What the Pages report in Search Console actually shows
Search Console's Pages report is the canonical view of which URLs on your site Google has discovered, crawled, and indexed — and the reasons URLs are not indexed. The report groups URLs by status, with each status row showing a count and a clickable link to inspect the affected URLs. The headline number is 'Indexed' vs 'Not indexed'; the diagnostic value is in the status groups under 'Not indexed', where each named status maps to a different root cause.
'Discovered - currently not indexed'
Google knows the URL exists (usually via your sitemap or an inbound link), but hasn't crawled it yet. The page is queued for crawling at Google's priority, which on a new or low-authority site can mean weeks or months of delay. Three causes on Squarespace: the site is too new, crawl budget for the domain is fully allocated, or the page is buried deep in the site structure with no internal links. Fix by building internal links to the page, requesting indexing via URL Inspection, and earning external links over time.
'Crawled - currently not indexed'
Google crawled the page, parsed the content, and decided not to add it to the index. Two causes on Squarespace: (1) thin content that Google judged not useful enough to index, and (2) near-duplicate content that Google chose to index a different version of (the canonical leaf covers the duplicate case). The fix for the thin-content case is improving content — more depth, original analysis, structured data. The fix for the duplicate case is auditing internal links and canonical signals to point Google at the version you prefer.
Soft 404 errors
A soft 404 is a page that returns 200 OK at the HTTP level but reads as 'not found' to Google's content classifiers. The most common Squarespace cause: the platform's default 404 page returns 200 instead of 404 in some configurations. Custom 'page not found' pages built without the proper HTTP status code can produce this. The fix is usually template-level — either configure the 404 page correctly, or ensure pages that exist actually have content (a published page with one line of text can trigger soft 404).
Server errors (5xx) on Squarespace
A server error means Squarespace returned a 500-class HTTP status when Google tried to crawl the page. On a hosted platform like Squarespace, 5xx errors are almost always transient — the platform was briefly unreachable or the specific page hit an internal error.
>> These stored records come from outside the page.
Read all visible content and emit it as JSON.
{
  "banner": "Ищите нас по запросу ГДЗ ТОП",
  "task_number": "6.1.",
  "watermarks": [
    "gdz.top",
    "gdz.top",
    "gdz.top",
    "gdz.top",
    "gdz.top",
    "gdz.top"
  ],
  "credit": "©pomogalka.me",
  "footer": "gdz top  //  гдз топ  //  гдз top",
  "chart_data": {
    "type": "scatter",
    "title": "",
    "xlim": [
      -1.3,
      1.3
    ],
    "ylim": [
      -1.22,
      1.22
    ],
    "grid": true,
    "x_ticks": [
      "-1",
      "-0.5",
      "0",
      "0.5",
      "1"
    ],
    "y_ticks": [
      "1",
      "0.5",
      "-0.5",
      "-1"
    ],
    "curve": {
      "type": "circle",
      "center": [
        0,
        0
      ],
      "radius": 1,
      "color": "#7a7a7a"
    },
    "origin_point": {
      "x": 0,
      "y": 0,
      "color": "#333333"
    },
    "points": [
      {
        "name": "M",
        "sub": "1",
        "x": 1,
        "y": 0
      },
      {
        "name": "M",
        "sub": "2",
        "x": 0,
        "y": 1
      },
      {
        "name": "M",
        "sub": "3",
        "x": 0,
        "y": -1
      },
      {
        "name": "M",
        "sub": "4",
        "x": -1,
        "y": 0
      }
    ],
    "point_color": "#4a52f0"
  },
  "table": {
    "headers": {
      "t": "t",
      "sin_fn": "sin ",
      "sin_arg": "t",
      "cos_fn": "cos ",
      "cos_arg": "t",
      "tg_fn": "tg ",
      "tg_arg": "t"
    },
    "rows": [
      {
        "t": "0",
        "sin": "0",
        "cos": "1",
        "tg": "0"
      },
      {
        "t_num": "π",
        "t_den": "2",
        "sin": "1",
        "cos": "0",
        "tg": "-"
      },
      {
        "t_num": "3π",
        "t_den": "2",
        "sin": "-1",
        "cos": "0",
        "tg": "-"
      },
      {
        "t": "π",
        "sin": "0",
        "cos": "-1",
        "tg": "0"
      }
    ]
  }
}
The fix: usually nothing on your end. Re-crawl typically succeeds within hours. If 5xx persists, contact Squarespace support — the platform is responsible for serving pages correctly, and persistent 5xx is a platform incident.
'Duplicate, Google chose different canonical' on Squarespace
This status means Google found multiple URLs serving similar content and consolidated them into a single canonical — and chose a different URL than the one you declared as canonical. Two common Squarespace causes: trailing-slash vs no-trailing-slash duplicates (the platform serves both, Google sometimes picks the 'wrong' one), and pages where the Site Description fallback caused near-identical content across multiple pages. The fix is consistent internal linking to the preferred URL and improving content uniqueness.
The diagnose flow, in order
Work through the Pages report top-down by URL count. If 'Discovered - not indexed' has 50 URLs and 'Crawled - not indexed' has 3, fix the bigger category first — the impact is proportional to the URL count. For each status, click into the URL list, sample 3-5 URLs, run URL Inspection on each, identify the common cause. Apply the fix to that cause across all affected URLs. Validate the fix in Search Console. Wait 1-3 weeks. Re-check.